Po narrowed his eyes. He considered her tight fists and her hard mouth. “We’ll have that fight, but we’ll have it tomorrow. We’re done for today.”

“No. We fight.”

“Katsa. We’re done.”

She stalked up to him, close, so that no one else could hear. “What’s the matter, Po? Do you fear me?”

“Yes, I fear you, as I should when you’re angry. I won’t fight you when you’re angry. Nor should you fight me when I’m angry. That’s not the purpose of these practices.”

And when he told her she was angry, she realized it was true. And just as quickly, her anger fizzled into despair.

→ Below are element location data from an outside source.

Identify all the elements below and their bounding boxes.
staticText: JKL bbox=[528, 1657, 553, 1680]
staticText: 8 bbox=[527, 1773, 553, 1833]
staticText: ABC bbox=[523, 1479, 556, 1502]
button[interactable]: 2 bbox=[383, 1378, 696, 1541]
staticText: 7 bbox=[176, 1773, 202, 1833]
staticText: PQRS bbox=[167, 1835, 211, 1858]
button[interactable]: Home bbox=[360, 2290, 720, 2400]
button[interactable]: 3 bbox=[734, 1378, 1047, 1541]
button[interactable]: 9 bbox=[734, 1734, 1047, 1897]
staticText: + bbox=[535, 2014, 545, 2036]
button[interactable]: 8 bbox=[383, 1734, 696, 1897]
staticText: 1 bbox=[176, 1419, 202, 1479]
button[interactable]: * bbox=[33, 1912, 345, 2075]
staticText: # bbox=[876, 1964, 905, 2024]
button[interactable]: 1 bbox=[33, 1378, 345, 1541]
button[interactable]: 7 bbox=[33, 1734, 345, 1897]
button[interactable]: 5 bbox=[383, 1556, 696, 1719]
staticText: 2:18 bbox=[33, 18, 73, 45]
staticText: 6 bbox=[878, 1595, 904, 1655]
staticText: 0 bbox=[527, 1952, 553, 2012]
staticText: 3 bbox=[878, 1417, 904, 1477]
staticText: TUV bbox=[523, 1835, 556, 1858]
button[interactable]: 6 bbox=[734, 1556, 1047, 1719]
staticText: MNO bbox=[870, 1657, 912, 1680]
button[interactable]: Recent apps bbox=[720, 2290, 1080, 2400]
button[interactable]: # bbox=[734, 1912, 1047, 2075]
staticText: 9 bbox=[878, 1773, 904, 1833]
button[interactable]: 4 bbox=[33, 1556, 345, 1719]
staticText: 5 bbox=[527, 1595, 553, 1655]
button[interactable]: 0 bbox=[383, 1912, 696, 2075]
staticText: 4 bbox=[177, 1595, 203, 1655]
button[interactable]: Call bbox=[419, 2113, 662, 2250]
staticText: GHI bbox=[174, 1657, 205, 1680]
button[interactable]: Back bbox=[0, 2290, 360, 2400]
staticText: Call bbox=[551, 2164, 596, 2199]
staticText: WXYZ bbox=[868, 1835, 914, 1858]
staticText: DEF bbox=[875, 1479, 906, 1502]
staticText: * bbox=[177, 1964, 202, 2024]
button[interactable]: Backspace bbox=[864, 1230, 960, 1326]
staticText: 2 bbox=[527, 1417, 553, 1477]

Randa would send her on another strong-arm mission. He would send her to hurt some poor petty criminal, some fool who deserved to keep his fingers even if he was dishonorable. He would send her, and she must go, for the power sat with him.

———

They ate in her dining room. Katsa stared at her plate. He was talking about his brothers, how his brothers would love to see their practices. She must come to Lienid one day and fight with him for his family. They’d be amazed by her skill, and they’d honor her greatly. And he could show her the most beautiful sights in his father’s city.

She wasn’t listening. She was picturing the arms she’d broken for her uncle. The arms, bent the wrong way at the elbow, bone splinters sticking through the skin. He said something about his shoulder, and she shook herself, and looked at him.

“What did you say?” she asked. “About your shoulder? I’m sorry.”

He dropped his gaze and fiddled with his fork. “Your uncle has quite an effect on you,” he said. “You haven’t been yourself since he walked into the practice room.”

“Or maybe I have been myself, and the other times I’m not myself.”